Daily we see and witness grief and pain. When the body fails, there are those left behind who fall apart-raw humanity left to be gathered and gently pieced back together by a nurse’s competent hands.
I no longer go home with an adrenaline rush from straddling unconscious patients on moving gurneys, pounding chests with rhythmic abandon, in synchronized thumps with another nurse running next to me desperately squeezing the oxygen bag that is attached to the breathing tube the doctor just shoved down a dying patient’s throat. We hope this death is one that will not linger. We all know this rarely ends well. We know futility when we see it. And yet, we proceed.
These moments are followed by calls to weeping families, disease process assessment and clincial discussions with doctors, mind numbing charting in triplicate, and always an incident report for “internal tracking purposes.” There will not be any time for reflection or debriefing, just quiet and brisk efficiency.
So many of us are soul weary from being around humanity at its most vulnerable We can’t unsee or undo the years of tending to the core of life. All those souls that have passed through our care leave their mark on our psyche.
We are all witness to bad deaths, bad lives, bad choices, bad resuscitations that just prolong suffering and the inevitable. We can’t continue and we can’t stop either, because we know too much. It affects our view of life and living, of dignity, of dying. It is a constant war.
I know now, why soldiers come home from warzones and land-mine strewn wastelands full of suffering and death, and why they request to go back. There is no “normal” that will be comfortable, again. Being affected by extreme life events most people never see make it impossible to be around “normal” for very long.
Casual conversation is tedious and trite. Everyday troubles are no longer relatable. The ability to make small talk or smile is strained and mind numbing at best. My mind wanders to my patients. The dead ones I tried to save. The ones still alive being held in limbo by machines. Being around “normal” makes me feel like a freak. It makes me anxious and negative. Pessimistic and jaded. I’m overly jumpy, constantly scanning for danger. I’m short tempered and easily annoyed. This mundane routine is too hard to take.
Death and dying. The sacred moments that should not be witnessed by strangers we are privy to them because we are “Nurse.” Darkness and tears are our normal. Intimate moments of bodily function, fear, illness and the unknown we maneuver with ease. It is both a blessing and a curse to bear witness to other people’s pain.
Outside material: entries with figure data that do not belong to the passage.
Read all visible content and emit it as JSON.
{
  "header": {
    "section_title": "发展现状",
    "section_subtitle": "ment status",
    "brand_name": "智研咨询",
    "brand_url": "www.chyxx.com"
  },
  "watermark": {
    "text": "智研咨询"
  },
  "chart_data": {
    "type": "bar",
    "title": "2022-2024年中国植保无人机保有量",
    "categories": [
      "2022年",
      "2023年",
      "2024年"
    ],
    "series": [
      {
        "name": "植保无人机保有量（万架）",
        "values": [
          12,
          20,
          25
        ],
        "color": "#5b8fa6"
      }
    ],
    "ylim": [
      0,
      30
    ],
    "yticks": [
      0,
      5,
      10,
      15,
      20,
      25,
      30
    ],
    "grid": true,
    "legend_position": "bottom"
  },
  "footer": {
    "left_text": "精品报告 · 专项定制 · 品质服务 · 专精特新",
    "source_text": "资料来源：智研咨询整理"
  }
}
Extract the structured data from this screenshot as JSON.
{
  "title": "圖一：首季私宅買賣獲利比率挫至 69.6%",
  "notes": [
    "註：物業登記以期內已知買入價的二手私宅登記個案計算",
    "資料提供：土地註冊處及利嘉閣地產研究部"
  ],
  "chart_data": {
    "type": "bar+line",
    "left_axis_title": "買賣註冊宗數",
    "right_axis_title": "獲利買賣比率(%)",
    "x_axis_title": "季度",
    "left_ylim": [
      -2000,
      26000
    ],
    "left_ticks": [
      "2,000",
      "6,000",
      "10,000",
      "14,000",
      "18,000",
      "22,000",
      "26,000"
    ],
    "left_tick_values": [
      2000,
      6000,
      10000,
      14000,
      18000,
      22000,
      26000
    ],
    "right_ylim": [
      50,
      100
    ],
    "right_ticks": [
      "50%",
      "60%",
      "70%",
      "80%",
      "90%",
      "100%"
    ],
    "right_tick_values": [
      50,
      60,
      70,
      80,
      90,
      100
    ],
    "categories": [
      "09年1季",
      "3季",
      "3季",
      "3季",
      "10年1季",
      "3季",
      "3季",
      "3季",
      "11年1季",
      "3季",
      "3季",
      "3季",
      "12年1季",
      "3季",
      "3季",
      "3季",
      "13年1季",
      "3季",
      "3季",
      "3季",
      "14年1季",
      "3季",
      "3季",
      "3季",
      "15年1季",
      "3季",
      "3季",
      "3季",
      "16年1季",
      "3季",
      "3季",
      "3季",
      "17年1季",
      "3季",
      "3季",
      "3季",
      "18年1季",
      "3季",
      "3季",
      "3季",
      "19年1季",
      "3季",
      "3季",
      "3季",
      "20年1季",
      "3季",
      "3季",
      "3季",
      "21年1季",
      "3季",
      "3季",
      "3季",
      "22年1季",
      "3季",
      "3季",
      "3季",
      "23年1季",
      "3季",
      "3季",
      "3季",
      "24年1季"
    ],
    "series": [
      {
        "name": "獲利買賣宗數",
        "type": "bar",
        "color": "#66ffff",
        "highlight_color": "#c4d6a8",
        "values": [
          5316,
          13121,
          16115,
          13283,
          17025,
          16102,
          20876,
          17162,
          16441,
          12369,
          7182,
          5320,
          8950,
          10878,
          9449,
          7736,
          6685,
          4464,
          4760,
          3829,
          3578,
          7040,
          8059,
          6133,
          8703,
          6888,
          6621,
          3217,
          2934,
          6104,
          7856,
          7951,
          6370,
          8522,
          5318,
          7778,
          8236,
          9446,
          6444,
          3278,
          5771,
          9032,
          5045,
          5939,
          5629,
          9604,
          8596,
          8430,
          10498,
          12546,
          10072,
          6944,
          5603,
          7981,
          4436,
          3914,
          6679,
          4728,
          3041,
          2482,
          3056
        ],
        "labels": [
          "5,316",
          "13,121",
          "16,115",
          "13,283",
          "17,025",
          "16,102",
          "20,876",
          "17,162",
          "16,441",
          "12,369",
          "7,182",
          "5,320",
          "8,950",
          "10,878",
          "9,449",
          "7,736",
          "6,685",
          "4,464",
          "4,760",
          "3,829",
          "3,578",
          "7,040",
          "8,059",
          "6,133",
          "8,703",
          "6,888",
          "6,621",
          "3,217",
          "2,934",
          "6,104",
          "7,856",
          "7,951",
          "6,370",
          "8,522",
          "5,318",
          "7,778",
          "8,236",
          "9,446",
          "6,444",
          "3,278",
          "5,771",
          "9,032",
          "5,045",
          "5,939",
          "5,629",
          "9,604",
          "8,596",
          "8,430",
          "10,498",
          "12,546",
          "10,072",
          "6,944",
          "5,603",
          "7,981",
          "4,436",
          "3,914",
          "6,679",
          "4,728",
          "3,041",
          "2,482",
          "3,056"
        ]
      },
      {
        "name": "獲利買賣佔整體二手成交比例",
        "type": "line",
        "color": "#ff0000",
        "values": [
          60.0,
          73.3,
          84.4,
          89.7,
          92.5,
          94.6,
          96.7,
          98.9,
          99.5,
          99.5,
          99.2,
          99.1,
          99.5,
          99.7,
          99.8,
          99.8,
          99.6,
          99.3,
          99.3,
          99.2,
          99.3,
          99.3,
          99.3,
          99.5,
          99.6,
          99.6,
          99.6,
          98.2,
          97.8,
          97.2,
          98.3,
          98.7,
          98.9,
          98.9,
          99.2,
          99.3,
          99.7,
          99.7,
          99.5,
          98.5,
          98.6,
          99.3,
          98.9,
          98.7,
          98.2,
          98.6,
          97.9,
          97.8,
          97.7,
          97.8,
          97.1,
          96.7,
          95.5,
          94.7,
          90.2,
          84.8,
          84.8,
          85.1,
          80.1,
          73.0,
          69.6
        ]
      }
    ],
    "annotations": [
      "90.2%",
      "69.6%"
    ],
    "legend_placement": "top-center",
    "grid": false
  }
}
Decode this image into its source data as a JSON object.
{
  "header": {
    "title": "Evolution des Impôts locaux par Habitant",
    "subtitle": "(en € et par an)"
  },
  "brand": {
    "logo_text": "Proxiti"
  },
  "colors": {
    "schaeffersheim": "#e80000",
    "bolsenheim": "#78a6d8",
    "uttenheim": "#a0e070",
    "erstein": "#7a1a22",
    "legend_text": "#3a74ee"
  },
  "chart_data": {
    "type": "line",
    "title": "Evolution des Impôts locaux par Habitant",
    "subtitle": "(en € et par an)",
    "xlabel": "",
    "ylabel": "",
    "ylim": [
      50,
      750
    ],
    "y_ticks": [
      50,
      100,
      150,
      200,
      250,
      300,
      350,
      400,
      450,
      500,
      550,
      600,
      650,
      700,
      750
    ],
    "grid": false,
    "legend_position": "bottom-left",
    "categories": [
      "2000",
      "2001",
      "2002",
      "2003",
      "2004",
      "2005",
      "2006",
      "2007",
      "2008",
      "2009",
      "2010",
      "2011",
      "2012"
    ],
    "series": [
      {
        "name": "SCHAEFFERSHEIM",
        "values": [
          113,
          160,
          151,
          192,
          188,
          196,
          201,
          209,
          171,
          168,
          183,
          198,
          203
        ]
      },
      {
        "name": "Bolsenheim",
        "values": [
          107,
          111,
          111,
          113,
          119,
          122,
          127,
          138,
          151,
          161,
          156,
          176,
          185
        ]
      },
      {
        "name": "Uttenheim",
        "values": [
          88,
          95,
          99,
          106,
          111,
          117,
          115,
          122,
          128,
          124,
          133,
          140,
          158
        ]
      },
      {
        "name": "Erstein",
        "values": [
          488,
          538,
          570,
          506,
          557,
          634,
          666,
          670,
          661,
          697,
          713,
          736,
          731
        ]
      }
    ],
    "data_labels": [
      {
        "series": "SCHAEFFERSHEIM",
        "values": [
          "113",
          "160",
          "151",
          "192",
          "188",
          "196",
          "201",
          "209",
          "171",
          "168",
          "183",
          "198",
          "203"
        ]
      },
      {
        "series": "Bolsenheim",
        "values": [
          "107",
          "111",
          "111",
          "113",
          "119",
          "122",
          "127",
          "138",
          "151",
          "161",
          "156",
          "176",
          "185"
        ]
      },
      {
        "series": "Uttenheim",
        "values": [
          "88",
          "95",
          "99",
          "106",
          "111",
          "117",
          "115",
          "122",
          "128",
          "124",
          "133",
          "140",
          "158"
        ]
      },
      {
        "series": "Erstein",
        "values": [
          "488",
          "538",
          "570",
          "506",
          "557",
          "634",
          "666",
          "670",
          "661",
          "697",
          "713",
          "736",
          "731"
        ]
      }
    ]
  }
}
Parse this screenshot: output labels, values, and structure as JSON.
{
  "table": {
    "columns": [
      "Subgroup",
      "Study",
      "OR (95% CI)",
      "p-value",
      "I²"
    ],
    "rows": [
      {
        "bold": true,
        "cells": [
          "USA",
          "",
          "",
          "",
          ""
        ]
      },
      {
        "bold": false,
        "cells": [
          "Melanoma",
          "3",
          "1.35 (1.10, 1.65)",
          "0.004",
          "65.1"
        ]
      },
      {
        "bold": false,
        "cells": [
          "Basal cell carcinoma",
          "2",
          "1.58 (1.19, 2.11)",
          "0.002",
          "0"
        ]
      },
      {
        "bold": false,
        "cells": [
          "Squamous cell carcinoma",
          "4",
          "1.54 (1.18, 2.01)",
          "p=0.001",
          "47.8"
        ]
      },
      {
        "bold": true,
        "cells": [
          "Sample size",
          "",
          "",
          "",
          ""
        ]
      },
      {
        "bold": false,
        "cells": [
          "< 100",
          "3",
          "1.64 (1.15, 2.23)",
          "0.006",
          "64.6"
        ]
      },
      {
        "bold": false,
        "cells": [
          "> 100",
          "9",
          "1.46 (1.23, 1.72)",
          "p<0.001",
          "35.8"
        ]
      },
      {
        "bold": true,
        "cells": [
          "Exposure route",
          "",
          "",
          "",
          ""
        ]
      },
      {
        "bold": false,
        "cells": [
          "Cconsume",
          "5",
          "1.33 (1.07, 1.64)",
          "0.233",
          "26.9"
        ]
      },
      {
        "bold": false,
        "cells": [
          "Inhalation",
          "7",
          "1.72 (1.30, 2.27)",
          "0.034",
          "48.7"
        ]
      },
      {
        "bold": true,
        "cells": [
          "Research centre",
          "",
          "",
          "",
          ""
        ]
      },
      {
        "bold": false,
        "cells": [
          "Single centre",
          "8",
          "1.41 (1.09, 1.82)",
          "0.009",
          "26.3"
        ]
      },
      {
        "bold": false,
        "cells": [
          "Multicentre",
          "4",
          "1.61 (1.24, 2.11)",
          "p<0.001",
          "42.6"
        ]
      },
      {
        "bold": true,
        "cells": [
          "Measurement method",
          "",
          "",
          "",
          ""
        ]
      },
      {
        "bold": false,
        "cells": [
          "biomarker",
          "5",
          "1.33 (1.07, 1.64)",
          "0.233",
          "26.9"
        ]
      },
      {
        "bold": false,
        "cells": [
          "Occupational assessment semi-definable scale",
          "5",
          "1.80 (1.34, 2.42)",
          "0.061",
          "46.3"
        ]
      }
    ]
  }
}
We do it well. It is all we know.
We see suffering every day. The smell of human blood and feces comes home with us more days than not. We break ribs doing CPR, cause bruising by jamming needles into veins and arteries so we can administer serums with their promises of life and hope. We prep bodies for the morgue, go to lunch with the smell of plastic body bags still clinging to our nostrils. This is our normal.
Once a nurse, we can never go back. No matter if we want to, or not.